Program VERTOT


    setenv  <infile>    <path name>
    setenv  <outfile>   <path name>
    setenv  <statfile>  <path name>
    vertot [<infile>]
where infile, outfile, and statfile are the logical names of the input, optional output, and optional report files (as found in the environment; the program will prompt the user for input and output file logical names (as appropriate for the context).


The VERTOT program compute vertical-column totals for each specified variable in a user-specified GRIDDED Models-3 file. Optionally, it will put the output to a user-specified 1-layer GRIDDED output file, and optionally write statistics to the log. (You want to choose at least one of these options :-).) If statistics output is chose, then for each time step for each variable, the program reports statistics on vertical totals of that variable to the program log or to the statfile. Note that VERTOT does not make sense for concentration data, but only for data in units (e.g., mass units) which can be summed. Vertical totals of concentration data would require the use of density to convert the data into a summable form.

A restriction at present is that the basic data type of all variables extracted must be REAL.

Before you run the program, you need to assign a logical name to the physical file names of both files, according to Models-3 conventions, using the operation

    "setenv <lname> <pname>"
The program will prompt you for the logical name you have chosen for the input file, and then extensively for the options to choose; the prompts will have default responses which can be accepted by hitting <RETURN>. The specification of starting date and time, and duration for the analysis follow Models-3 date and time conventions.
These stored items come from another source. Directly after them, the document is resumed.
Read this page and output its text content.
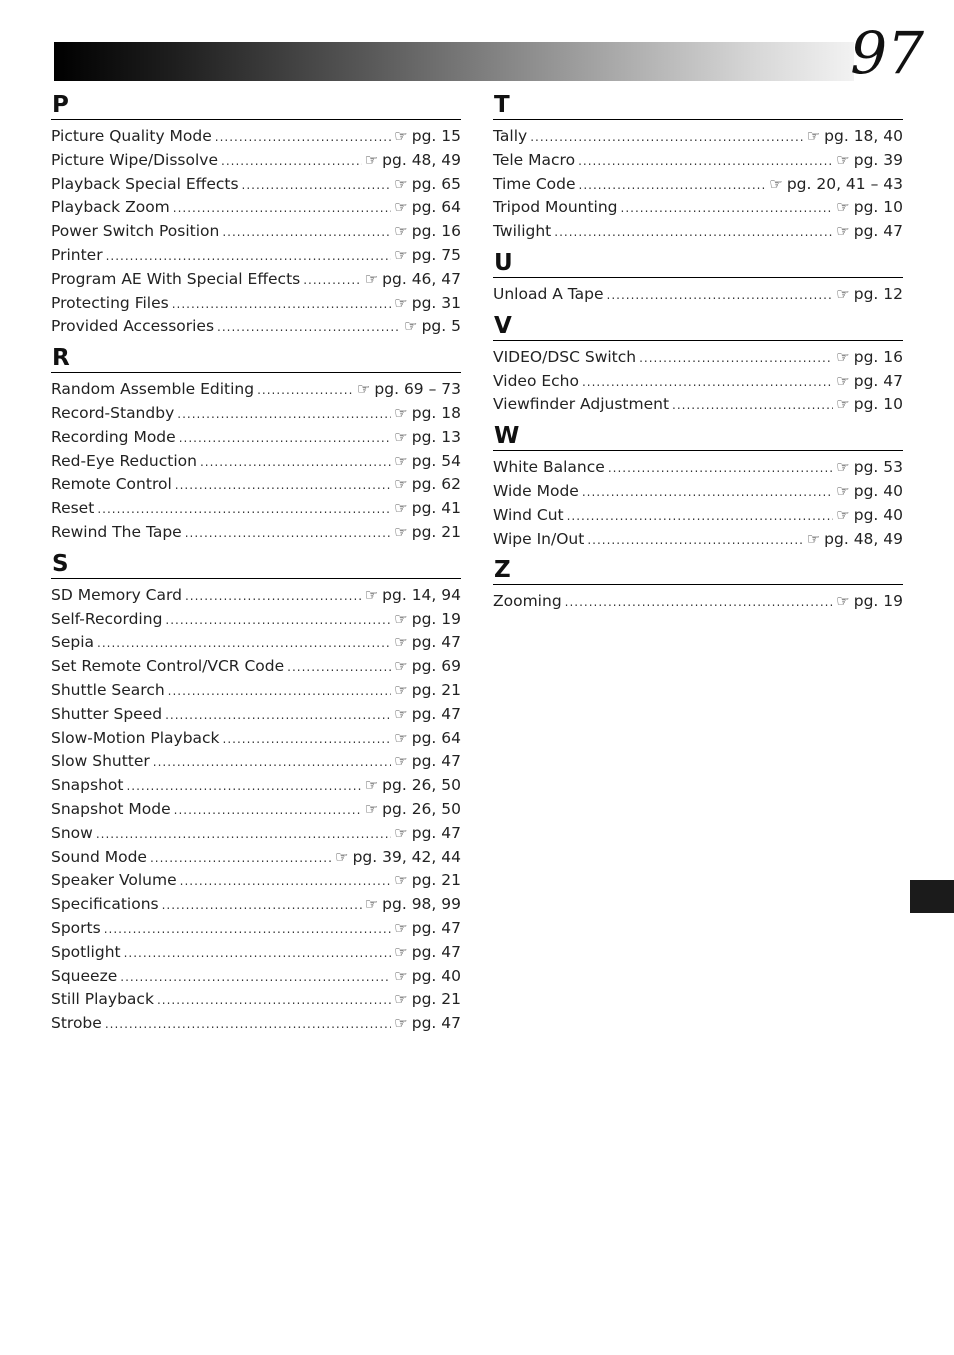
97
P
Picture Quality Mode .....	☞ pg. 15
Picture Wipe/Dissolve .....	☞ pg. 48, 49
Playback Special Effects .....	☞ pg. 65
Playback Zoom .....	☞ pg. 64
Power Switch Position .....	☞ pg. 16
Printer .....	☞ pg. 75
Program AE With Special Effects .....	☞ pg. 46, 47
Protecting Files .....	☞ pg. 31
Provided Accessories .....	☞ pg. 5
R
Random Assemble Editing .....	☞ pg. 69 – 73
Record-Standby .....	☞ pg. 18
Recording Mode .....	☞ pg. 13
Red-Eye Reduction .....	☞ pg. 54
Remote Control .....	☞ pg. 62
Reset .....	☞ pg. 41
Rewind The Tape .....	☞ pg. 21
S
SD Memory Card .....	☞ pg. 14, 94
Self-Recording .....	☞ pg. 19
Sepia .....	☞ pg. 47
Set Remote Control/VCR Code .....	☞ pg. 69
Shuttle Search .....	☞ pg. 21
Shutter Speed .....	☞ pg. 47
Slow-Motion Playback .....	☞ pg. 64
Slow Shutter .....	☞ pg. 47
Snapshot .....	☞ pg. 26, 50
Snapshot Mode .....	☞ pg. 26, 50
Snow .....	☞ pg. 47
Sound Mode .....	☞ pg. 39, 42, 44
Speaker Volume .....	☞ pg. 21
Specifications .....	☞ pg. 98, 99
Sports .....	☞ pg. 47
Spotlight .....	☞ pg. 47
Squeeze .....	☞ pg. 40
Still Playback .....	☞ pg. 21
Strobe .....	☞ pg. 47
T
Tally .....	☞ pg. 18, 40
Tele Macro .....	☞ pg. 39
Time Code .....	☞ pg. 20, 41 – 43
Tripod Mounting .....	☞ pg. 10
Twilight .....	☞ pg. 47
U
Unload A Tape .....	☞ pg. 12
V
VIDEO/DSC Switch .....	☞ pg. 16
Video Echo .....	☞ pg. 47
Viewfinder Adjustment .....	☞ pg. 10
W
White Balance .....	☞ pg. 53
Wide Mode .....	☞ pg. 40
Wind Cut .....	☞ pg. 40
Wipe In/Out .....	☞ pg. 48, 49
Z
Zooming .....	☞ pg. 19
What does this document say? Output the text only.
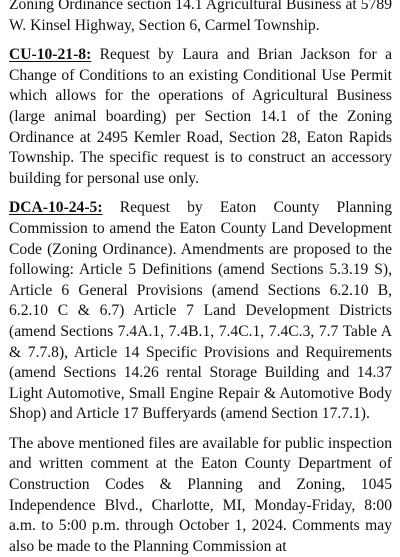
Zoning Ordinance section 14.1 Agricultural Business at 5789 W. Kinsel Highway, Section 6, Carmel Township.

CU-10-21-8: Request by Laura and Brian Jackson for a Change of Conditions to an existing Conditional Use Permit which allows for the operations of Agricultural Business (large animal boarding) per Section 14.1 of the Zoning Ordinance at 2495 Kemler Road, Section 28, Eaton Rapids Township. The specific request is to construct an accessory building for personal use only.

DCA-10-24-5: Request by Eaton County Planning Commission to amend the Eaton County Land Development Code (Zoning Ordinance). Amendments are proposed to the following: Article 5 Definitions (amend Sections 5.3.19 S), Article 6 General Provisions (amend Sections 6.2.10 B, 6.2.10 C & 6.7) Article 7 Land Development Districts (amend Sections 7.4A.1, 7.4B.1, 7.4C.1, 7.4C.3, 7.7 Table A & 7.7.8), Article 14 Specific Provisions and Requirements (amend Sections 14.26 rental Storage Building and 14.37 Light Automotive, Small Engine Repair & Automotive Body Shop) and Article 17 Bufferyards (amend Section 17.7.1).

The above mentioned files are available for public inspection and written comment at the Eaton County Department of Construction Codes & Planning and Zoning, 1045 Independence Blvd., Charlotte, MI, Monday-Friday, 8:00 a.m. to 5:00 p.m. through October 1, 2024. Comments may also be made to the Planning Commission at
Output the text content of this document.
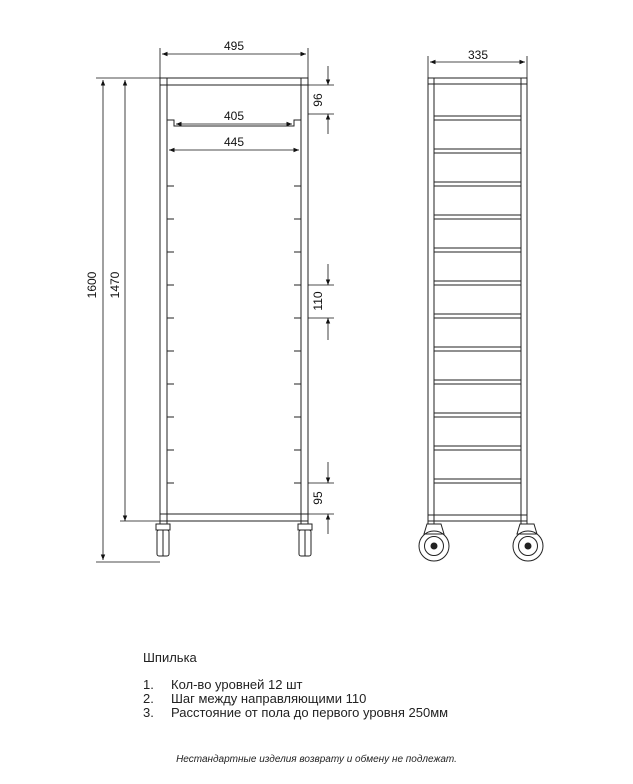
495
405
445
1600 1470
96
110
95
335
Шпилька
1.	Кол-во уровней 12 шт
2.	Шаг между направляющими 110
3.	Расстояние от пола до первого уровня 250мм
Нестандартные изделия возврату и обмену не подлежат.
Note that the set of analyses which can be performed by one execution of VERTOT is quite complex. If you want to run this program in batch mode (from a script), the recommended way to develop the script is to run the program once interactively noting the pattern of responses to prompts which generate the particular analysis you want. The pattern of responses then becomes either a command-input file which is redirected into the program in the script, or becomes a "here-document" fed into the execution.